6 Challenging Open Source Data Science Projects to Make you a Better Data Scientist

Pranav Dar 21 Apr, 2020 • 7 min read

Overview

Here are 6 challenging open-source data science projects to level up your data scientist skillset
There are some intriguing data science projects, including how to put deep learning models into production and a different way to measure artificial intelligence, among others
Each data science project comes with end-to-end code so you can download that and get started right now!

Introduction

When was the last time you took up a data science project outside your daily work? I’m certainly guilty of not doing this regularly. We tend to get caught up in our professional lives and slip up on the learning front.

That’s a step we simply cannot afford to miss! Data science is one of the fastest-growing industries right now thanks to the unprecedented rise in data and computational power. There’s no excuse to not know what the latest techniques and frameworks are in your space, whether than’s Natural Language Processing (NLP), computer vision, or something else.

And the best way to learn, practice and apply these state-of-the-art techniques is through data science projects.

This article is the perfect place for you to begin. I have put together six challenging yet powerful open source data science projects to help you hone and fine-tune your skillset. I have provided the end-to-end code as well for each project so you can download it right now and start working on your own machine!

This article is part of our monthly data science project series. We pick out the latest open source projects from GitHub and bring them straight to you. This is the 23rd edition of the series and we are grateful to our community for the overwhelming response that keeps this series going. Here’s the complete list of projects we have published this year so far:

Here are the 6 Data Science Projects We’ve Picked from GitHub (November Edition)

Open Source Deep Learning Projects

Kaolin – PyTorch Library for Accelerating 3D Deep Learning Research

I haven’t come across a lot of work on 3D deep learning. That’s why I found this GitHub repository quite fascinating. The possibilities of 3D deep learning are tantalizing and potentially unique. Think about it – 3D imaging, geospatial analysis, architecture, etc. – so many data points at play!

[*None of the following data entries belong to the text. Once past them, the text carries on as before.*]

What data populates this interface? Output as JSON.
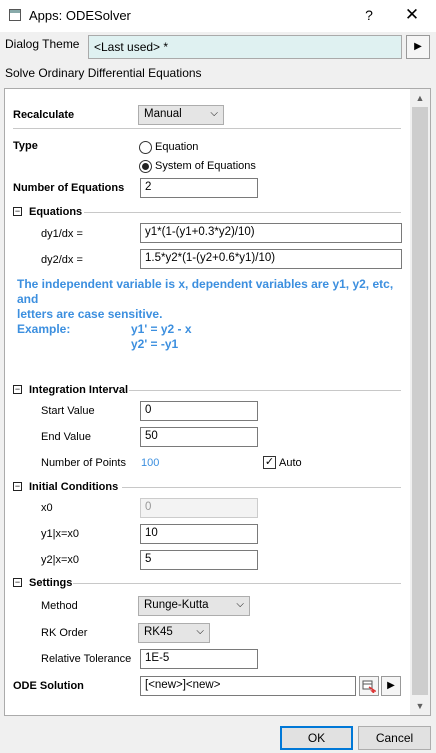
{
  "window": {
    "title": "Apps: ODESolver",
    "help": "?",
    "close": "✕"
  },
  "theme": {
    "label": "Dialog Theme",
    "value": "<Last used> *",
    "arrow": "▶"
  },
  "subtitle": "Solve Ordinary Differential Equations",
  "recalculate": {
    "label": "Recalculate",
    "value": "Manual"
  },
  "type": {
    "label": "Type",
    "option_equation": "Equation",
    "option_system": "System of Equations",
    "selected": "System of Equations"
  },
  "num_equations": {
    "label": "Number of Equations",
    "value": "2"
  },
  "equations": {
    "header": "Equations",
    "dy1_label": "dy1/dx =",
    "dy1_value": "y1*(1-(y1+0.3*y2)/10)",
    "dy2_label": "dy2/dx =",
    "dy2_value": "1.5*y2*(1-(y2+0.6*y1)/10)",
    "note_line1": "The independent variable is x, dependent variables are y1, y2, etc, and",
    "note_line2": "letters are case sensitive.",
    "note_line3": "Example:",
    "example_line1": "y1' = y2 - x",
    "example_line2": "y2' = -y1"
  },
  "integration": {
    "header": "Integration Interval",
    "start_label": "Start Value",
    "start_value": "0",
    "end_label": "End Value",
    "end_value": "50",
    "points_label": "Number of Points",
    "points_value": "100",
    "auto_label": "Auto",
    "auto_checked": true
  },
  "initial": {
    "header": "Initial Conditions",
    "x0_label": "x0",
    "x0_value": "0",
    "y1_label": "y1|x=x0",
    "y1_value": "10",
    "y2_label": "y2|x=x0",
    "y2_value": "5"
  },
  "settings": {
    "header": "Settings",
    "method_label": "Method",
    "method_value": "Runge-Kutta",
    "order_label": "RK Order",
    "order_value": "RK45",
    "tol_label": "Relative Tolerance",
    "tol_value": "1E-5"
  },
  "solution": {
    "label": "ODE Solution",
    "value": "[<new>]<new>"
  },
  "buttons": {
    "ok": "OK",
    "cancel": "Cancel"
  }
}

Kaolin is a PyTorch library that aims to accelerate the research in 3D deep learning. The PyTorch library provides efficient implementations of 3D modules for use in deep learning systems – something I’m sure all you industry veterans will appreciate.

We get a ton of functionality with Kaolin, including loading and preprocessing popular 3D datasets, evaluating and visualizing 3D results, among other things.

What I especially like about Kaolin is that the developers have curated multiple state-of-the-art deep learning architectures to help anyone get started with these projects. You can read more about Kaolin and how it works in the official research paper here.

And if you’re new to deep learning and PyTorch, don’t worry! Here are a few tutorials (and a course) to get you on your way:

Production-Level Deep Learning

Putting your machine learning model into production is a challenging task most aspiring data scientists aren’t prepared for. The majority of courses don’t teach it. You won’t find a lot of articles and blogs about it. But knowing how to put your model into production is a key skill every organization wants a data scientist to possess.

Now take that up a notch for deep learning models. It is a tricky and challenging task. You’ve built a robust deep learning model, sure, but what’s next? How do you get that to the end user? How can you deploy a deep learning model?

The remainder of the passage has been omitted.